Edison by Edmund Morris

This one has been on my shelf since the pandemic began. This biography waits for me—challenges me?—to immerse myself in the life of one of the country’s greatest innovators and the circumstances that led to the invention of some of today’s most taken-for-granted conveniences. Sure, everyone knows about the light bulb, but what do you know of Edison’s 1,093 other patented inventions? And do you know that he was nearly deaf as he invented them?

Hamnet by Maggie O’Farrell

Subtitled, “A Novel of the Plague,” O’Farrell’s novel sits at the crossroads of many of my interests and influences—Shakespeare and a pandemic to name the two most significant for this review—that it may be first in my reading queue this winter. The novel is set in England in Shakespeare’s time (1580) and titled after Shakespeare’s only son, who died in 1586. Shakespeare would write Hamlet, arguably his most famous play, four years after Hamnet’s death. O’Farrell takes the reader back to those streets, to that time, and showcases a mother’s love and the power of language all during a pandemic.

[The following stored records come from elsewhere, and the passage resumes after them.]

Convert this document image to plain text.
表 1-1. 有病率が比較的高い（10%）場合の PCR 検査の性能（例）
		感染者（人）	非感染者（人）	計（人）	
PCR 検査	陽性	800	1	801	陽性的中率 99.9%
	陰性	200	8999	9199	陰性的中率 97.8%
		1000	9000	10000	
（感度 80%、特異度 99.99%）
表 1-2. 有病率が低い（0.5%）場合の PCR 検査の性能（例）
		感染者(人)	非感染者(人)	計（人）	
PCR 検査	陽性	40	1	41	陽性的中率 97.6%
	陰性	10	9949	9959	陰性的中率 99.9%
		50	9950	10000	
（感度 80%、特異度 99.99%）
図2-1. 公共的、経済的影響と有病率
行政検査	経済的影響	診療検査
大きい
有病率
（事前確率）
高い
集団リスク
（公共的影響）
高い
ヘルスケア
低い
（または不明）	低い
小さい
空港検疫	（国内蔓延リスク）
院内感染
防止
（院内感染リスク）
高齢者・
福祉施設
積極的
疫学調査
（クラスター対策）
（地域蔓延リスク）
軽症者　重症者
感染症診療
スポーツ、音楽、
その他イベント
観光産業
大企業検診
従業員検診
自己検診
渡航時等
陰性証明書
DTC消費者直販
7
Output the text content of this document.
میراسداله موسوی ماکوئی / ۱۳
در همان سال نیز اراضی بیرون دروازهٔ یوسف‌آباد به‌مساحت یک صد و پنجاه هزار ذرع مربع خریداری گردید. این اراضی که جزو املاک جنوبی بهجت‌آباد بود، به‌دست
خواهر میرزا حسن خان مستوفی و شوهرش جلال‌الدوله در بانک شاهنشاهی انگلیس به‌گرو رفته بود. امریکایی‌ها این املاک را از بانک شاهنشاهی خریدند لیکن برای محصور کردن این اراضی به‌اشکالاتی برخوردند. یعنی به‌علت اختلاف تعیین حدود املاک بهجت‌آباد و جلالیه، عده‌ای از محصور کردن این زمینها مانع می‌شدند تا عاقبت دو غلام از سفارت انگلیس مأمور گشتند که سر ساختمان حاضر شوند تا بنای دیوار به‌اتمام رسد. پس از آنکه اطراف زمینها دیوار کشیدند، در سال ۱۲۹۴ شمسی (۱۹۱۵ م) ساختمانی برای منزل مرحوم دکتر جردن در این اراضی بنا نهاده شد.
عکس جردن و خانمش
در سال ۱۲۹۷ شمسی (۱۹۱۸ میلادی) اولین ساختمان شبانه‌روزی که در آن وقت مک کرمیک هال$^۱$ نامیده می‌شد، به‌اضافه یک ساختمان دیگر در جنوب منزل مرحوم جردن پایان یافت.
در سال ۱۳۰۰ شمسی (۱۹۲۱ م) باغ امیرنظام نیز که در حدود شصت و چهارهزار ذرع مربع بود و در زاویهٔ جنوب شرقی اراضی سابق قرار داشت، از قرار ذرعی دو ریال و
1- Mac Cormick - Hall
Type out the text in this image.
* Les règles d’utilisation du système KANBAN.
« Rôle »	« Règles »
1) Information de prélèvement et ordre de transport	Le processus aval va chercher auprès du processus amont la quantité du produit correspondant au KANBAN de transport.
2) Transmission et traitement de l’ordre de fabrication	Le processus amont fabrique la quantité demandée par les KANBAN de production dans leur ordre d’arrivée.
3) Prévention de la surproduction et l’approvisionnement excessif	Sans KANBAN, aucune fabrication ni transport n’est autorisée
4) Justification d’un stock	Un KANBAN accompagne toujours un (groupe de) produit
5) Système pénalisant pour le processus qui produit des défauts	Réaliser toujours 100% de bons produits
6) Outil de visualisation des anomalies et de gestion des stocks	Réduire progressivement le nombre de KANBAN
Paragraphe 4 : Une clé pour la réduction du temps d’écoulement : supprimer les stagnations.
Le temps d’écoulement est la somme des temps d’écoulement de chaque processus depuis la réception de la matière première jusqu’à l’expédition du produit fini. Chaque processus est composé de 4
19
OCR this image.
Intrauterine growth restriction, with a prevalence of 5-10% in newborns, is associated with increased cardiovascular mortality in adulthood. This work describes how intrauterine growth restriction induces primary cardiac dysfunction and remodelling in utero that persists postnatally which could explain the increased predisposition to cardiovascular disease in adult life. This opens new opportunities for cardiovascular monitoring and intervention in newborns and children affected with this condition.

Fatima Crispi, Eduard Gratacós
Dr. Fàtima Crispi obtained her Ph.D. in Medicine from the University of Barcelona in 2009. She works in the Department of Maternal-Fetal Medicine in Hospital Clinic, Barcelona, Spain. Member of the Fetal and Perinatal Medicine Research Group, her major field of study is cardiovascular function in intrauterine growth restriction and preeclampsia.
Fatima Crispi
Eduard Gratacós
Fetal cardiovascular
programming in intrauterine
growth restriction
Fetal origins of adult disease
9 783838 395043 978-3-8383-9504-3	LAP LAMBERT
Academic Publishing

Over the next months, there are many more books that I will undoubtedly add to my tsundoku stack. Indeed there are no fewer than four more published authors in our parent community whose latest publications will be right at the top of the stack come summertime.

My wish for you and your family is that you will find comfort, joy, and peace this winter season in abundance. Thank you for your faith and support of our effort to deliver a meaningful and excellent education to your children. The effort has been a partnership all the way, and we could not ask for better partners than you.

We look forward to seeing you back on campus in the new year. Have a wonderful break.